彼は一枚のページに紫の色鉛筆で線を引いていった。
「村瀬さんも引いて」
と言うので、訳も分からずにピンクの色鉛筆で線を引いていくと、彼が私の描いた線の上に紫の線を足していく。私の動きを追うように、ついてくる。児戯のようだったけれど、線の上の戯れだけが岸井の本心のような気がした。
顔を見上げると目が合う。あ、これはいかん、と思い顔をそむける。キスしたいかも、と思った。彼は何も言わず、私の行動を受けとめるだけの瞳をしていた。
「キスしちゃだめ?」と聞いたら、
「したあとで、誰かに責められたら、どう説明すればいい?」
と逆に聞かれた。
「ぶつかっちゃった、とか。あとは接触セラピーだったはどう?」
と私は聞いてみる。彼は眉を寄せて、「あまりいいアイデアじゃない」と言って判断に迷うというような顔をしたけれど、拒否ではないと思った。
私はそっと顔を寄せて、その薄い唇にキスをしてみる。
正真正銘のファーストキスだ。
皮膚が触れただけ、そう思ったけれど、甘い匂いがした気がして、もっと触れたくなってもう一度した。彼の長い睫毛が頬に影を作るのを見て、まずい!と思う。押しすぎてひかれたかもしれない。
「ごめんなさい、調子に乗ったかも」
私の言葉に彼は目を丸くする。いや、と吐息まじりに言って、スケッチブックに視線を落とした。私もスケッチブックの線に集中して、紙の上で彼と遊ぶ。

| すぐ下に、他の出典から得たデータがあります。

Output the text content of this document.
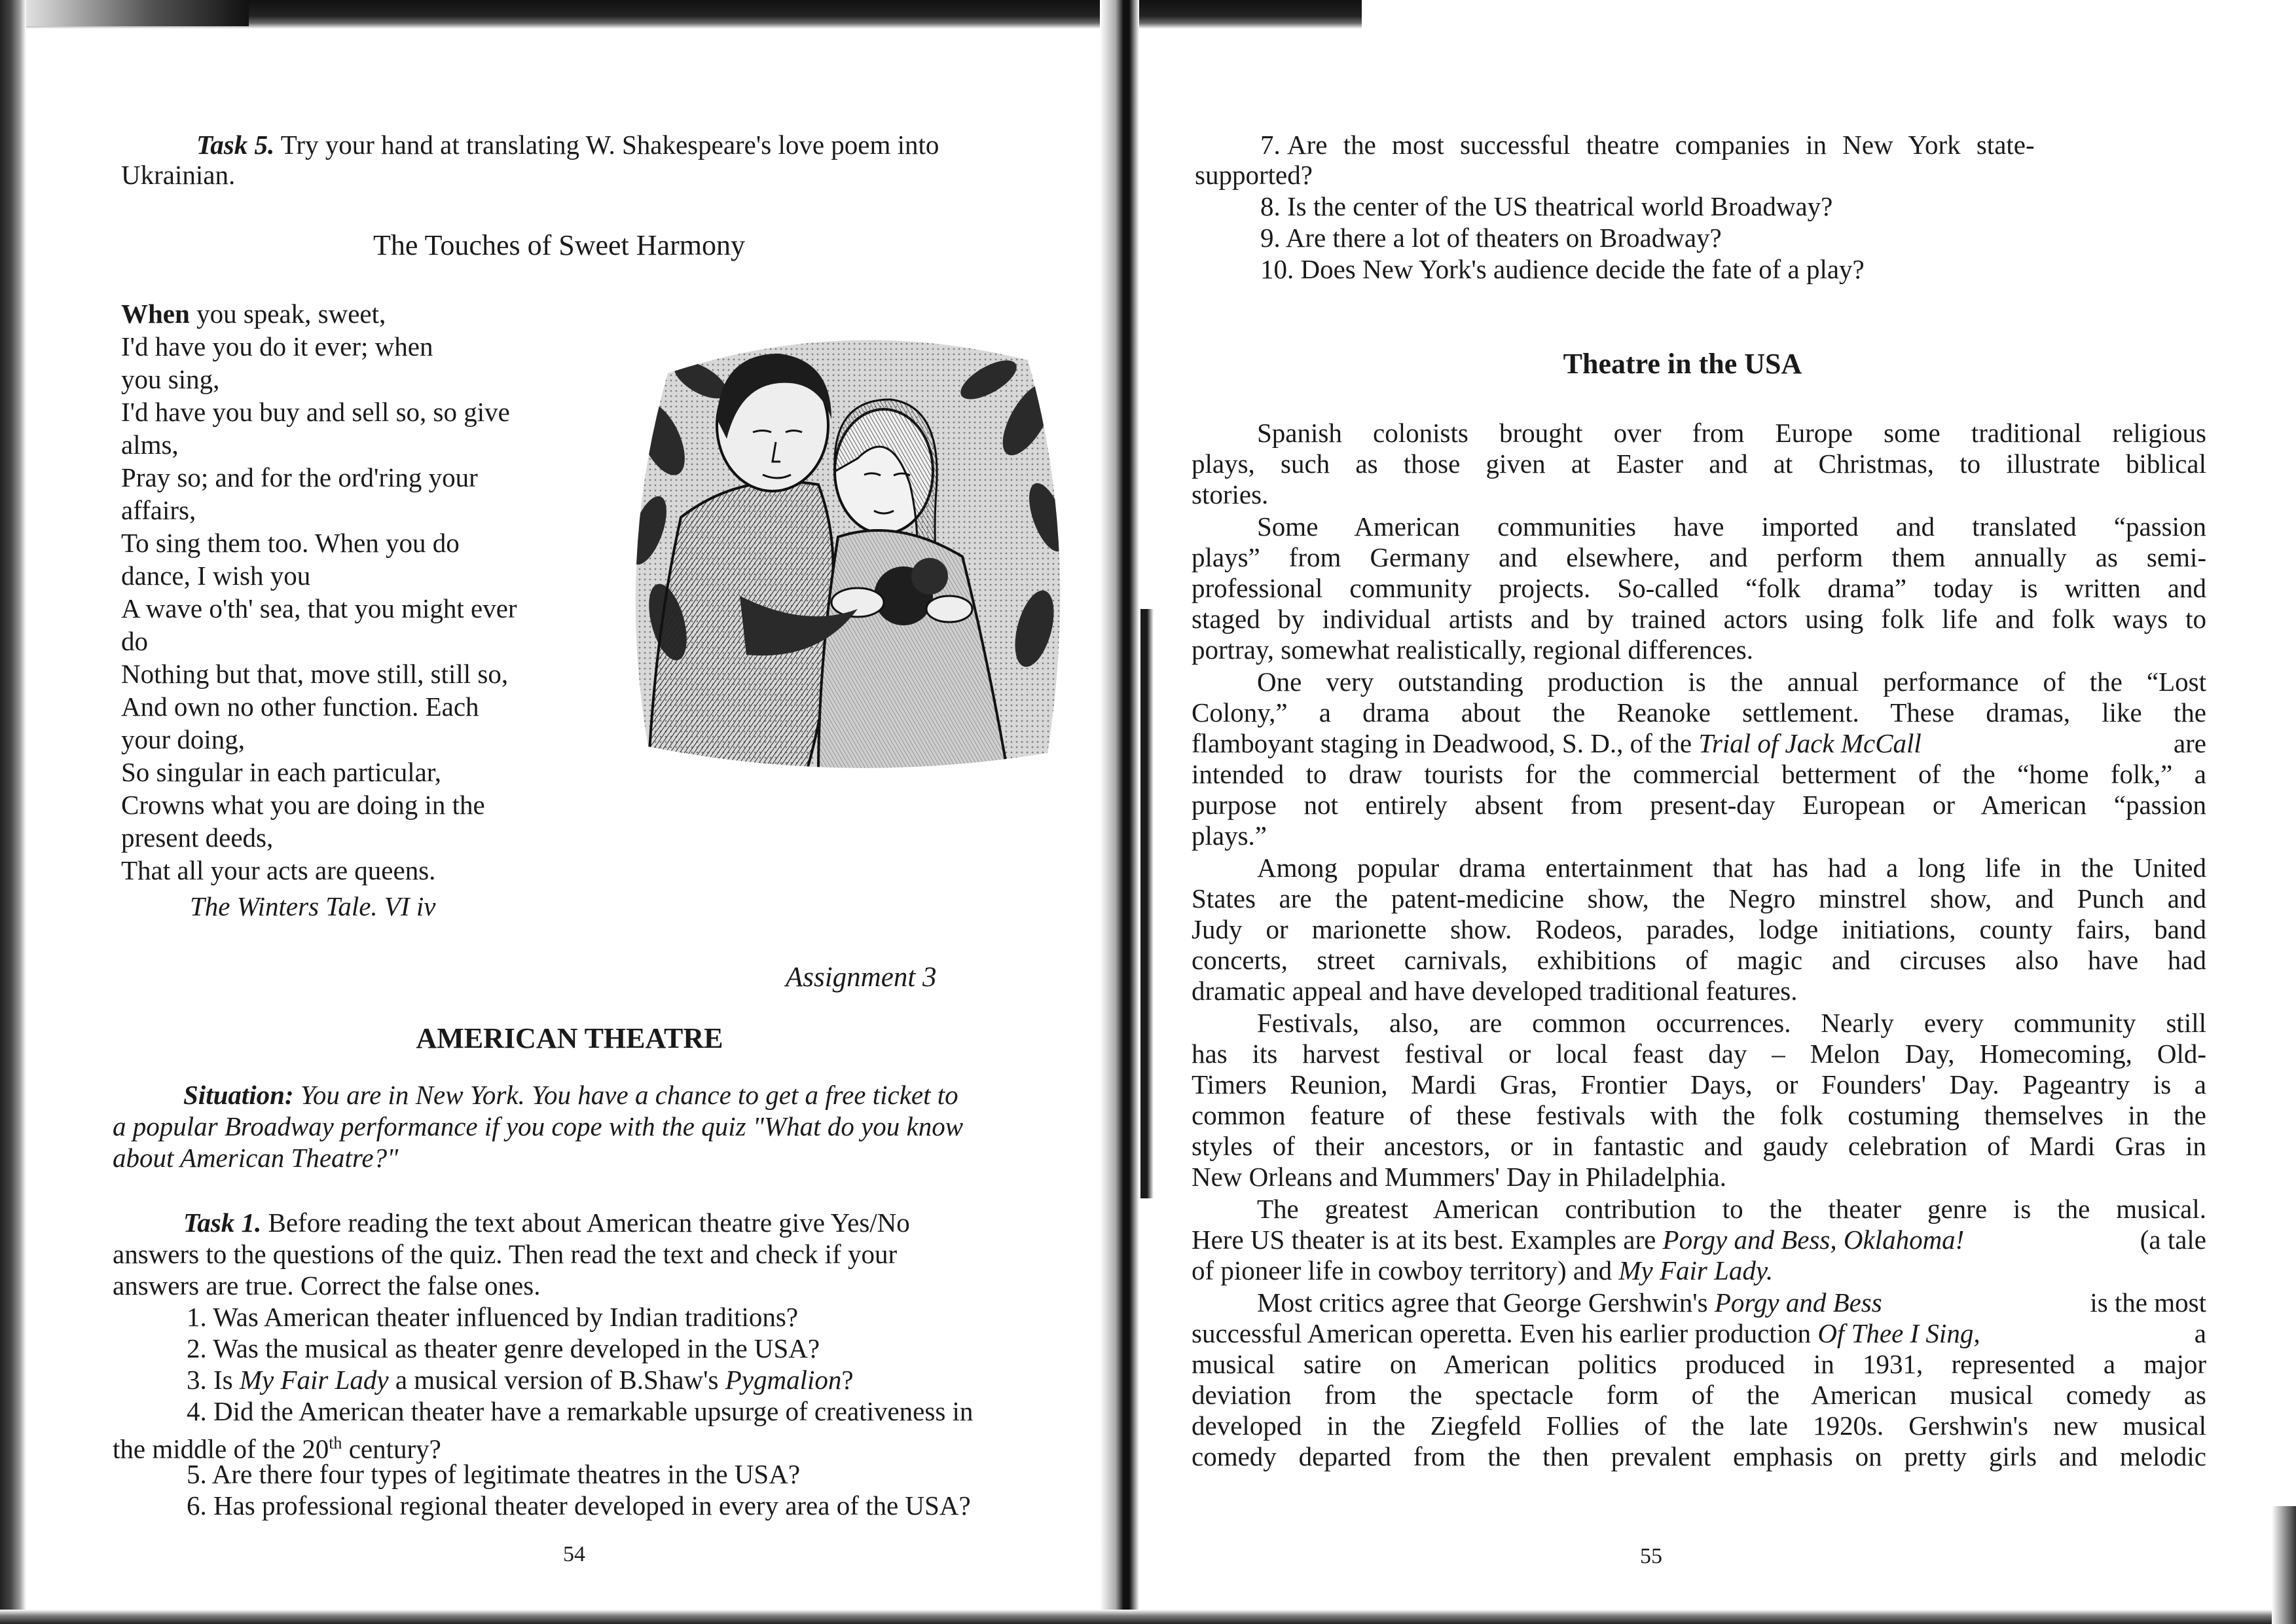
Task 5. Try your hand at translating W. Shakespeare's love poem into
Ukrainian.
The Touches of Sweet Harmony
When you speak, sweet,
I'd have you do it ever; when
you sing,
I'd have you buy and sell so, so give
alms,
Pray so; and for the ord'ring your
affairs,
To sing them too. When you do
dance, I wish you
A wave o'th' sea, that you might ever
do
Nothing but that, move still, still so,
And own no other function. Each
your doing,
So singular in each particular,
Crowns what you are doing in the
present deeds,
That all your acts are queens.
The Winters Tale. VI iv
Assignment 3
AMERICAN THEATRE
Situation: You are in New York. You have a chance to get a free ticket to
a popular Broadway performance if you cope with the quiz "What do you know
about American Theatre?"
Task 1. Before reading the text about American theatre give Yes/No
answers to the questions of the quiz. Then read the text and check if your
answers are true. Correct the false ones.
1. Was American theater influenced by Indian traditions?
2. Was the musical as theater genre developed in the USA?
3. Is My Fair Lady a musical version of B.Shaw's Pygmalion?
4. Did the American theater have a remarkable upsurge of creativeness in
the middle of the 20th century?
5. Are there four types of legitimate theatres in the USA?
6. Has professional regional theater developed in every area of the USA?
54
7. Are the most successful theatre companies in New York state-
supported?
8. Is the center of the US theatrical world Broadway?
9. Are there a lot of theaters on Broadway?
10. Does New York's audience decide the fate of a play?
Theatre in the USA
Spanish colonists brought over from Europe some traditional religious
plays, such as those given at Easter and at Christmas, to illustrate biblical
stories.
Some American communities have imported and translated “passion
plays” from Germany and elsewhere, and perform them annually as semi-
professional community projects. So-called “folk drama” today is written and
staged by individual artists and by trained actors using folk life and folk ways to
portray, somewhat realistically, regional differences.
One very outstanding production is the annual performance of the “Lost
Colony,” a drama about the Reanoke settlement. These dramas, like the
flamboyant staging in Deadwood, S. D., of the Trial of Jack McCall	are
intended to draw tourists for the commercial betterment of the “home folk,” a
purpose not entirely absent from present-day European or American “passion
plays.”
Among popular drama entertainment that has had a long life in the United
States are the patent-medicine show, the Negro minstrel show, and Punch and
Judy or marionette show. Rodeos, parades, lodge initiations, county fairs, band
concerts, street carnivals, exhibitions of magic and circuses also have had
dramatic appeal and have developed traditional features.
Festivals, also, are common occurrences. Nearly every community still
has its harvest festival or local feast day – Melon Day, Homecoming, Old-
Timers Reunion, Mardi Gras, Frontier Days, or Founders' Day. Pageantry is a
common feature of these festivals with the folk costuming themselves in the
styles of their ancestors, or in fantastic and gaudy celebration of Mardi Gras in
New Orleans and Mummers' Day in Philadelphia.
The greatest American contribution to the theater genre is the musical.
Here US theater is at its best. Examples are Porgy and Bess, Oklahoma!	(a tale
of pioneer life in cowboy territory) and My Fair Lady.
Most critics agree that George Gershwin's Porgy and Bess	is the most
successful American operetta. Even his earlier production Of Thee I Sing,	a
musical satire on American politics produced in 1931, represented a major
deviation from the spectacle form of the American musical comedy as
developed in the Ziegfeld Follies of the late 1920s. Gershwin's new musical
comedy departed from the then prevalent emphasis on pretty girls and melodic
55
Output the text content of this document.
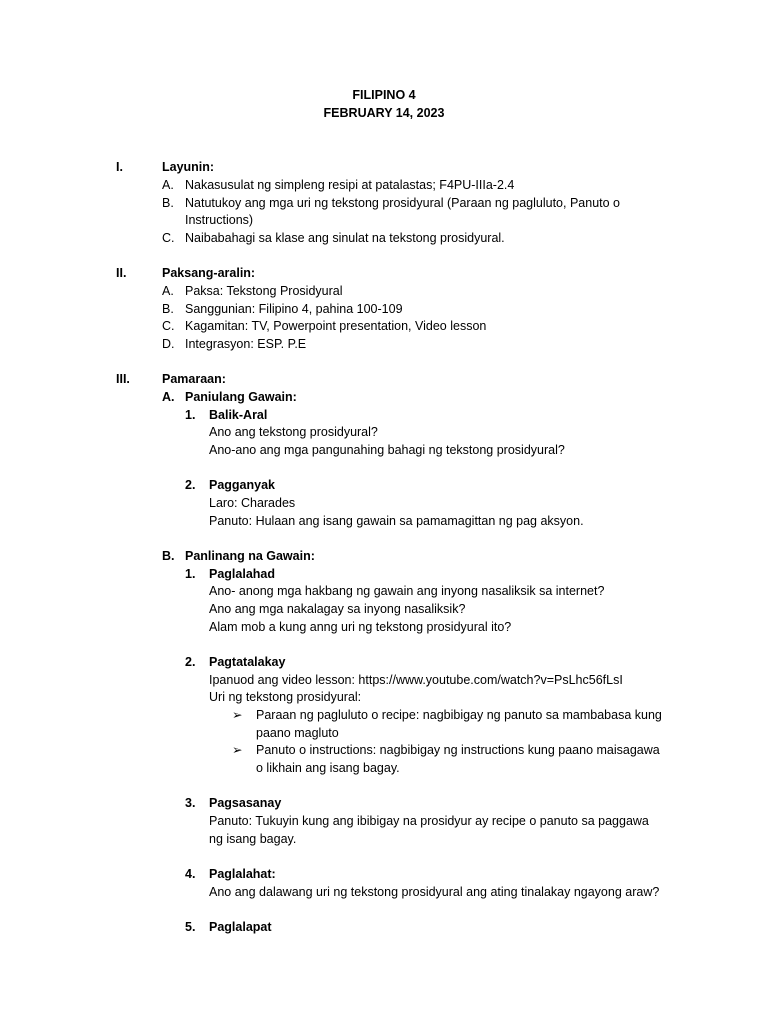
FILIPINO 4
FEBRUARY 14, 2023
I.	Layunin:
A. Nakasusulat ng simpleng resipi at patalastas; F4PU-IIIa-2.4
B. Natutukoy ang mga uri ng tekstong prosidyural (Paraan ng pagluluto, Panuto o
Instructions)
C. Naibabahagi sa klase ang sinulat na tekstong prosidyural.
II.	Paksang-aralin:
A. Paksa: Tekstong Prosidyural
B. Sanggunian: Filipino 4, pahina 100-109
C. Kagamitan: TV, Powerpoint presentation, Video lesson
D. Integrasyon: ESP. P.E
III.	Pamaraan:
A. Paniulang Gawain:
1. Balik-Aral
Ano ang tekstong prosidyural?
Ano-ano ang mga pangunahing bahagi ng tekstong prosidyural?
2. Pagganyak
Laro: Charades
Panuto: Hulaan ang isang gawain sa pamamagittan ng pag aksyon.
B. Panlinang na Gawain:
1. Paglalahad
Ano- anong mga hakbang ng gawain ang inyong nasaliksik sa internet?
Ano ang mga nakalagay sa inyong nasaliksik?
Alam mob a kung anng uri ng tekstong prosidyural ito?
2. Pagtatalakay
Ipanuod ang video lesson: https://www.youtube.com/watch?v=PsLhc56fLsI
Uri ng tekstong prosidyural:
➢ Paraan ng pagluluto o recipe: nagbibigay ng panuto sa mambabasa kung
paano magluto
➢ Panuto o instructions: nagbibigay ng instructions kung paano maisagawa
o likhain ang isang bagay.
3. Pagsasanay
Panuto: Tukuyin kung ang ibibigay na prosidyur ay recipe o panuto sa paggawa
ng isang bagay.
4. Paglalahat:
Ano ang dalawang uri ng tekstong prosidyural ang ating tinalakay ngayong araw?
5. Paglalapat
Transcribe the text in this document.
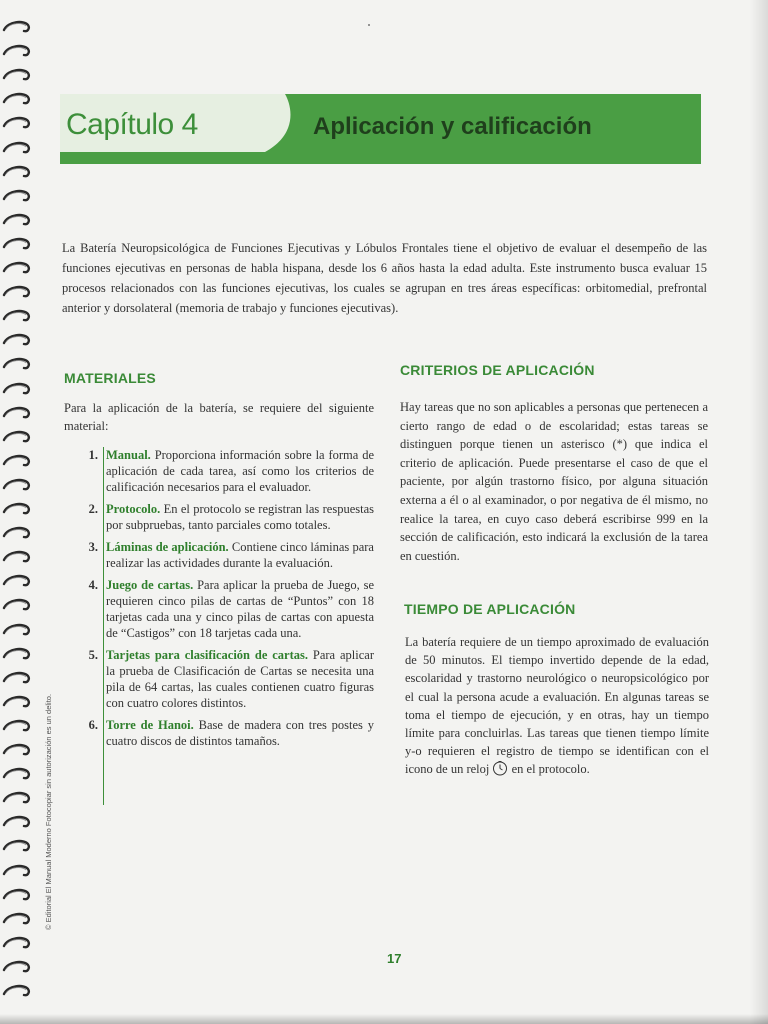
Capítulo 4	Aplicación y calificación
La Batería Neuropsicológica de Funciones Ejecutivas y Lóbulos Frontales tiene el objetivo de evaluar el desempeño de las funciones ejecutivas en personas de habla hispana, desde los 6 años hasta la edad adulta. Este instrumento busca evaluar 15 procesos relacionados con las funciones ejecutivas, los cuales se agrupan en tres áreas específicas: orbitomedial, prefrontal anterior y dorsolateral (memoria de trabajo y funciones ejecutivas).
MATERIALES
Para la aplicación de la batería, se requiere del siguiente material:
1. Manual. Proporciona información sobre la forma de aplicación de cada tarea, así como los criterios de calificación necesarios para el evaluador.
2. Protocolo. En el protocolo se registran las respuestas por subpruebas, tanto parciales como totales.
3. Láminas de aplicación. Contiene cinco láminas para realizar las actividades durante la evaluación.
4. Juego de cartas. Para aplicar la prueba de Juego, se requieren cinco pilas de cartas de “Puntos” con 18 tarjetas cada una y cinco pilas de cartas con apuesta de “Castigos” con 18 tarjetas cada una.
5. Tarjetas para clasificación de cartas. Para aplicar la prueba de Clasificación de Cartas se necesita una pila de 64 cartas, las cuales contienen cuatro figuras con cuatro colores distintos.
6. Torre de Hanoi. Base de madera con tres postes y cuatro discos de distintos tamaños.
CRITERIOS DE APLICACIÓN
Hay tareas que no son aplicables a personas que pertenecen a cierto rango de edad o de escolaridad; estas tareas se distinguen porque tienen un asterisco (*) que indica el criterio de aplicación. Puede presentarse el caso de que el paciente, por algún trastorno físico, por alguna situación externa a él o al examinador, o por negativa de él mismo, no realice la tarea, en cuyo caso deberá escribirse 999 en la sección de calificación, esto indicará la exclusión de la tarea en cuestión.
TIEMPO DE APLICACIÓN
La batería requiere de un tiempo aproximado de evaluación de 50 minutos. El tiempo invertido depende de la edad, escolaridad y trastorno neurológico o neuropsicológico por el cual la persona acude a evaluación. En algunas tareas se toma el tiempo de ejecución, y en otras, hay un tiempo límite para concluirlas. Las tareas que tienen tiempo límite y-o requieren el registro de tiempo se identifican con el icono de un reloj  en el protocolo.
© Editorial El Manual Moderno Fotocopiar sin autorización es un delito.
17
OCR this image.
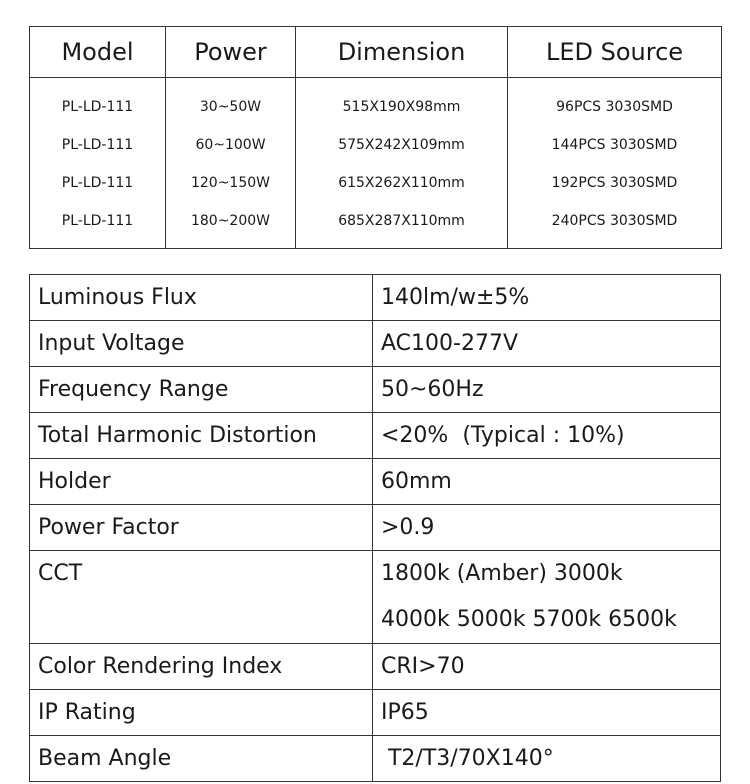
Model	Power	Dimension	LED Source
PL-LD-111	30~50W	515X190X98mm	96PCS 3030SMD
PL-LD-111	60~100W	575X242X109mm	144PCS 3030SMD
PL-LD-111	120~150W	615X262X110mm	192PCS 3030SMD
PL-LD-111	180~200W	685X287X110mm	240PCS 3030SMD
Luminous Flux	140lm/w±5%
Input Voltage	AC100-277V
Frequency Range	50~60Hz
Total Harmonic Distortion	<20%  (Typical : 10%)
Holder	60mm
Power Factor	>0.9
CCT	1800k (Amber) 3000k
4000k 5000k 5700k 6500k

Color Rendering Index	CRI>70
IP Rating	IP65
Beam Angle	T2/T3/70X140°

いろいろな絵を描いて、書き足して、線で戯れる。夢中になって遊んでいるうちに、タイマーが鳴った。ラインセラピーはおしまいになる。
彼とキスをしてしまったのは、少しだけ前進と言える。
でも同時に、私は自分の中にある「したいかも」の欲に気づいてしまった。
ピュアピュアな関係に、少し澱みが出た気もする。
ゆうかに味見をすすめられた若槻は、週末にまたバイト先に来た。
「トライアルデート、どうでしたか?」と聞いてくる。
「普通だったよ」と私は言った。
「普通って、グットなのかバッドなのか」
「まあまあ。彼氏いるから、コメントしにくい」
「付き合ってるかどうかと、オレとのデートが良いかっていうのは別っすよ」
「そうかなぁ」
「オレとも付き合っていけば、今の彼氏さんとオレ、どっちと先に別れるかって時間と状況が決めてくれると思います」
「なにその理屈?ヤバいよ、今はお客さんだからとっても言いにくいけど、ヤバい!」
「一目ぼれなんですってば。桃みたいないい香りして、見たら村瀬さんいたから。顔も好きだったし雰囲気も好きだった。ここで逃したら、もう絶対後悔するって思ったんで」
それはまさしく、私が彼氏に感じていたのと同じだ。
「仕送りの食費削ってここ来てますもん」
「やめたほうがいいよ、そんなの。つぎ込んでも報われないもん、私彼氏と別れるつもりないもん」
「時間が決めてくれると思います。だから、付き合ってください」
「ヤダよ!早く注文してください!」
と私は端末で顔を隠して、一旦キッチンの方へ逃げていく。
欲しくなっちゃう気持ちは分かる。踏み出したらもっと欲しくなっちゃうかもしれない。
あげられないって分かってるのに、踏み出すのは優しくないと思う。
「オレの気持ちは変わんないんで」
と若槻は言って、カフェラテを飲んで帰っていった。